Prof Stephanie Bunn, University of St Andrews
The invention of string, baskets and related forms of weaving is told in countless creation myths, from the invention of string by the Wawilak Sisters, Ancestral Beings in Northwest Arnhem Land, to the discovery of Yekuana baskets by ancestors in Amazonia, and the creation of Dogon granaries in Mali. These woven artefacts hold a significant place in human cultural development.
The Ancient Egyptians used hemp rope to measure boundaries. Groups in South America made grass cords held together by tension and friction to span the straight-line crossing of a canyon by the Q’eswachaka bridge. Folds in a palm leaf basket from Papua New Guinea create three dimensions from two. Plaited bamboo containers from Borneo use decreasing strands to create the positive curvature of corners and increasing weavers to create the negative curvature of brims and surface decoration.
In all the techniques and plant materials used in making basketry there is a unique geometry, a use of space, a sense of proportion and a knowledge of form that creates structure and stability. Through the intertwining of bodily skills and plant materials, alongside the emerging artefact arises a kind of mathematical knowing, an implicit structural comprehension of how things hold together through tension and friction; what techniques can produce strengths that will carry weights, or stretch that will allow them to expand; how to estimate proportion and balance – an understanding of the patterns and strengths of the world.
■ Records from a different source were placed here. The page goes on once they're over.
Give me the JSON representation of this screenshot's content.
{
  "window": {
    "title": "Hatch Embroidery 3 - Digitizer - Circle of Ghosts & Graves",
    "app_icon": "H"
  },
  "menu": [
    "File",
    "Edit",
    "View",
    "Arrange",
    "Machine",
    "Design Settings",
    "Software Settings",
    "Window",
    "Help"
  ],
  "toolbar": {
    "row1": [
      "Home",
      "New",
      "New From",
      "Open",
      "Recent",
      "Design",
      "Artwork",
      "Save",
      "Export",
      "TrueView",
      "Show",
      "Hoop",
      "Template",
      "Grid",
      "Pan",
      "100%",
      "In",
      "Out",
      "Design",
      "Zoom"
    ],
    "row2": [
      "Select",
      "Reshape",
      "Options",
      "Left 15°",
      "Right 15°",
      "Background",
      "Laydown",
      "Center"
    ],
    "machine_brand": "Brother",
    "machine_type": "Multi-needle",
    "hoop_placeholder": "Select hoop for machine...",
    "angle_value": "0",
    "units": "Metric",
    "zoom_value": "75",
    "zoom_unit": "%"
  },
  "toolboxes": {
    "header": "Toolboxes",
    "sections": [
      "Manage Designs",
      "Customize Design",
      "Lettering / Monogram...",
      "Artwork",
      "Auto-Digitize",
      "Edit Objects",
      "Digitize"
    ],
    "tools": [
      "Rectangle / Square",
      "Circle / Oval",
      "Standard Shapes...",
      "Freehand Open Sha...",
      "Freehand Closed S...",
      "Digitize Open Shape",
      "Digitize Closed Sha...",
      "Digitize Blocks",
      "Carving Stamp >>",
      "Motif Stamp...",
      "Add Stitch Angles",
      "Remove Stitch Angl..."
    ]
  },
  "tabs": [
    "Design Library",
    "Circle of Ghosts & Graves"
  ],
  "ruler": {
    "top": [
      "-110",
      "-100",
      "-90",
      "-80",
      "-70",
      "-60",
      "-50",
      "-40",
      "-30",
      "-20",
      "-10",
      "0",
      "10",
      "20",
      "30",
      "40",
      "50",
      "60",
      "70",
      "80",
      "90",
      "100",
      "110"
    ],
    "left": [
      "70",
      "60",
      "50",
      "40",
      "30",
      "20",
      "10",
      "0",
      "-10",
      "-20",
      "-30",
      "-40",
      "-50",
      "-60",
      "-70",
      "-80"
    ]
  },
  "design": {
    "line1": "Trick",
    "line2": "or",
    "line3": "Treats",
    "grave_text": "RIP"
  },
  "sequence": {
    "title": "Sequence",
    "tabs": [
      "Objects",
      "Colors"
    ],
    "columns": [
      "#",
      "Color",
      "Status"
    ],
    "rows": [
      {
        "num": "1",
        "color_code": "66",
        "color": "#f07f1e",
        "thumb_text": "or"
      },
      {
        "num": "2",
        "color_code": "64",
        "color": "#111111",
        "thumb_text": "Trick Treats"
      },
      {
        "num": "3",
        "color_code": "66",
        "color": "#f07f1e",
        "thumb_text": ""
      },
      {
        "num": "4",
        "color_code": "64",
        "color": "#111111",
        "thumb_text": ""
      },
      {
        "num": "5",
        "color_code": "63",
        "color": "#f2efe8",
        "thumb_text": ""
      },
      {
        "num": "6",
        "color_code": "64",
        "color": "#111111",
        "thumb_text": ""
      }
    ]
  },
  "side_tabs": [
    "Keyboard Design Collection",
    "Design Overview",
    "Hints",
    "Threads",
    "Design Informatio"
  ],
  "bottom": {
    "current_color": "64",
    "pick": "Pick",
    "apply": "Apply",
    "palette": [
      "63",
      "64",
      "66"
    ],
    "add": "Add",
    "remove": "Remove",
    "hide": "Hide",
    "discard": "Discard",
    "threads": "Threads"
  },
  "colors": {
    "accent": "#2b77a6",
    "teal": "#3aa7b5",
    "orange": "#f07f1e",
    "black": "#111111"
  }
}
Making structures such as containers, cordage and traps is a skill that has both generated and regenerated human culture broadly within communities, and human cognitive processes within a person. Put simply, basketry is one of the skills that has made us human. It has both created forms, techniques and structures which enabled human development, but its very practice has also developed our human capacity and ingenuity for change and knowledge creation. From containers and transport to adding machines and computers.
This William Fagg lecture highlights the geometry in basketry and related structures which illustrate the significance of basketry for human mathematical development. The story is told through the baskets themselves, from a Japanese folded ‘origami’ basket from Kew Gardens’ Economic Botany Collection, which reveals the link between basketry and Platonic forms; a cycloid weave backpack from Sarawak, now in the British Museum, which reveals the potential of cycloid weave for creating hyperbolic surfaces; string samples from the Pitt Rivers Museum which highlights the skills employed in creating a simple line; a decorative belt from Sutton Hoo which explores group theory….and many others.